At the Edge of Midnight

New Year’s Eve has a way of slowing things down..
It’s the one night of the year where you’re allowed to look back without rushing ahead. Where reflection matters as much as anticipation. And as the calendar turns again, Mountain Sledder finds itself standing at that same edge of midnight, looking not just at the year behind us, but at the thirteen that brought us here.
Founded in 2012, Mountain Sledder was born in Golden, British Columbia which sits at the intersection of serious terrain, unpredictable conditions, and riders who know the difference between access and ability. From the beginning, this magazine existed to do more than document riding.
It was built to capture the culture, the people, and the progression of mountain snowmobiling as it evolved in real time.



Originally distributed freely in mountain communities: at dealers, hotels, and gathering places where riders actually were – Mountain Sledder was built for accessibility, not exclusivity. It was never about gatekeeping the sport, but about amplifying it. Thirteen years later, that mission hasn’t changed.
The Years That Shaped Us
Over the last decade plus, Mountain Sledder has witnessed the sport grow from raw experimentation to calculated precision. We’ve seen machines evolve, terrain pushed further, and riders redefine what’s possible in the mountains.
We’ve also seen media change. Faster, louder, shorter.
In 2024, Mountain Sledder stepped away from print. Not because print no longer mattered, but because it mattered too much to rush. Known for its photography, clean design, and editorial depth, print was always treated as something permanent – something meant to be kept, not consumed. That pause wasn’t an ending. It was space to protect the kind of storytelling that doesn’t expire when the feed refreshes.
A Reminder of What Matters




This December, the Full Support Film Festival felt like a return to center.
It reminded us, and the community, that there is still room for stories told slowly. For films that are planned, shot with intention, edited with care, and shared in a room full of people instead of a comment section.
It also reaffirmed something Mountain Sledder has always believed:
there is a difference between documenting the sport and consuming it.
Filmmakers and cinematographers, those who commit to telling complete stories, shape legacy. Mountain Sledder will always stand with the creators who treat this culture with that level of respect.
Turning the Page, Not the Roots

In October, Mountain Sledder entered a new chapter with Tim Grey – filmer, creator, and long-time contributor to snowmobile media, stepping in as owner.
While ownership is new, the roots remain unchanged.
Golden, BC is still home.

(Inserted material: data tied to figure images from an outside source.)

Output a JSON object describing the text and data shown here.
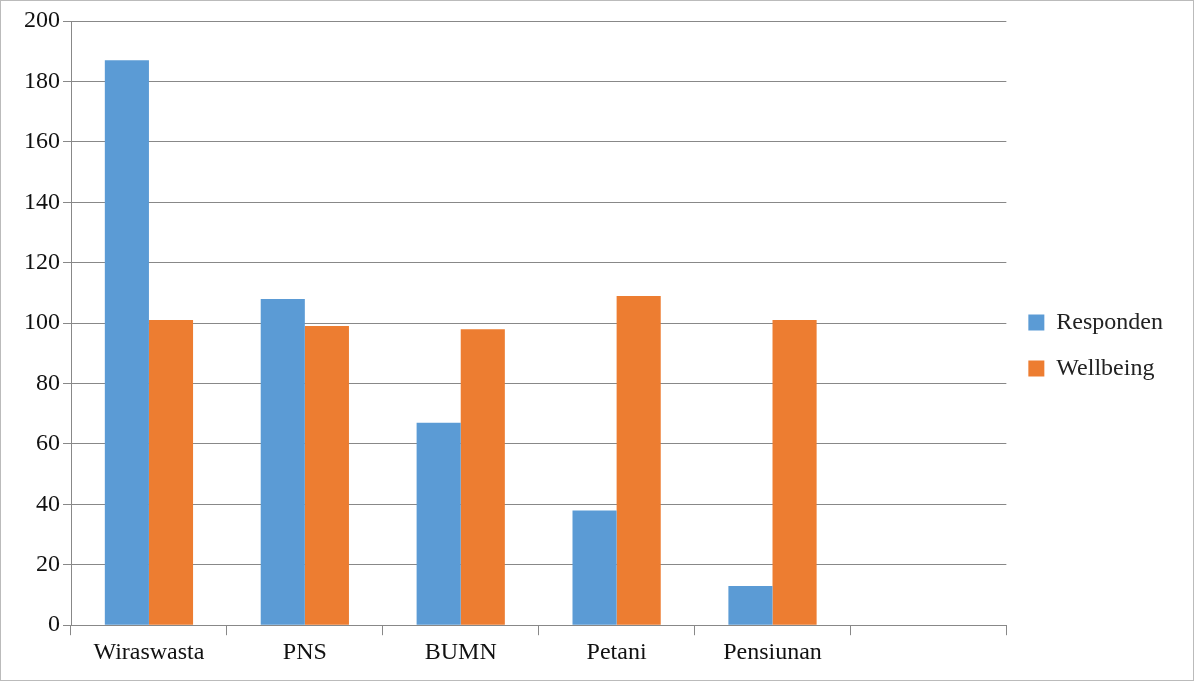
{
  "chart_data": {
    "type": "bar",
    "categories": [
      "Wiraswasta",
      "PNS",
      "BUMN",
      "Petani",
      "Pensiunan",
      null
    ],
    "series": [
      {
        "name": "Responden",
        "color": "#5b9bd5",
        "values": [
          187,
          108,
          67,
          38,
          13,
          null
        ]
      },
      {
        "name": "Wellbeing",
        "color": "#ed7d31",
        "values": [
          101,
          99,
          98,
          109,
          101,
          null
        ]
      }
    ],
    "ylim": [
      0,
      200
    ],
    "yticks": [
      0,
      20,
      40,
      60,
      80,
      100,
      120,
      140,
      160,
      180,
      200
    ],
    "grid": "y",
    "legend": "right"
  }
}
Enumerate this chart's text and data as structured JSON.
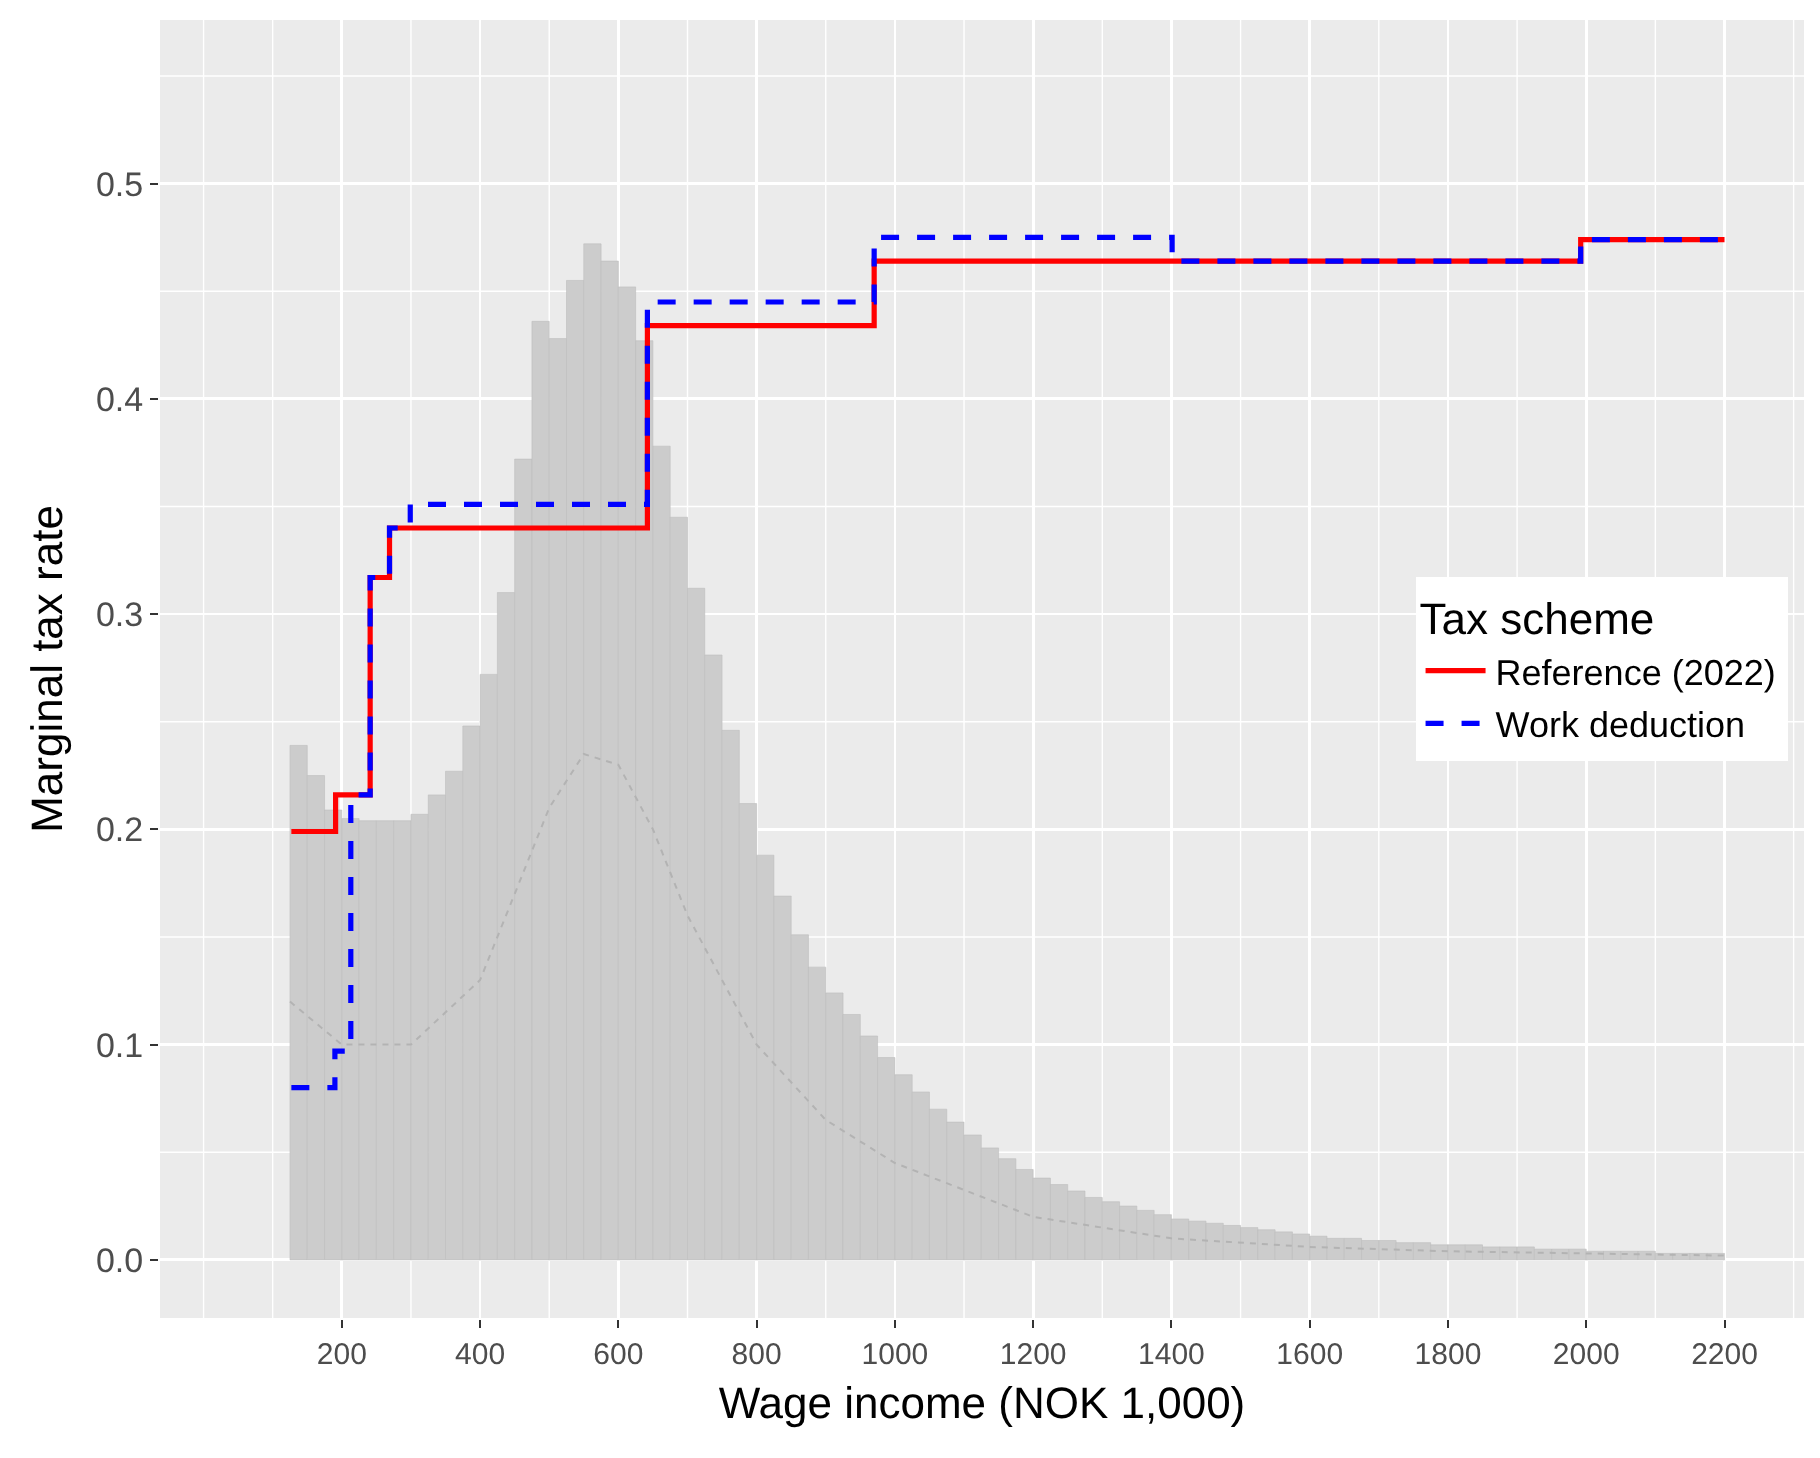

The mountains, the community, and the values that built this magazine remain intact. This transition wasn’t about changing direction, it was about protecting the platform by placing it in the hands of someone who understands both the responsibility and the culture behind it.
Why Print Still Matters



As midnight approaches, one goal is clear: print will return.
Because print is where legacy lives.
Print is deliberate. Permanent. It’s the difference between something you scroll past and something you keep. With print comes the opportunity to preserve the stories that shaped mountain sledding – the riders, the filmmakers, the moments that deserve more than a timestamp.
Mountain Sledder has always balanced progression with responsibility – spotlighting not just performance, but education, awareness, and respect for the mountains we ride. That balance will continue to define what comes next.
Mountain Sledder has never been about keeping up. It’s been about staying true. Woven into this sport as deeply as any OEM or aftermarket brand. We ride the same terrain, test the same equipment, and stand in the same parking lots. The difference is – we tell the stories that connect it all.
If you’re looking for where to ride, what matters, who’s pushing the sport forward, and why it all feels the way it does – Mountain Sledder has always been part of that conversation.
Looking Toward 2026



As the year turns and the next chapter begins, we plan to move forward with intention.
Fewer distractions. More meaning. Storytelling that honors the culture instead of chasing attention.
So as the clock strikes midnight, we’re not rushing ahead – we’re setting our line.
Stay with us.
Ride with us.
See where this next year takes us.
Because Mountain Sledder isn’t just reflecting on the past.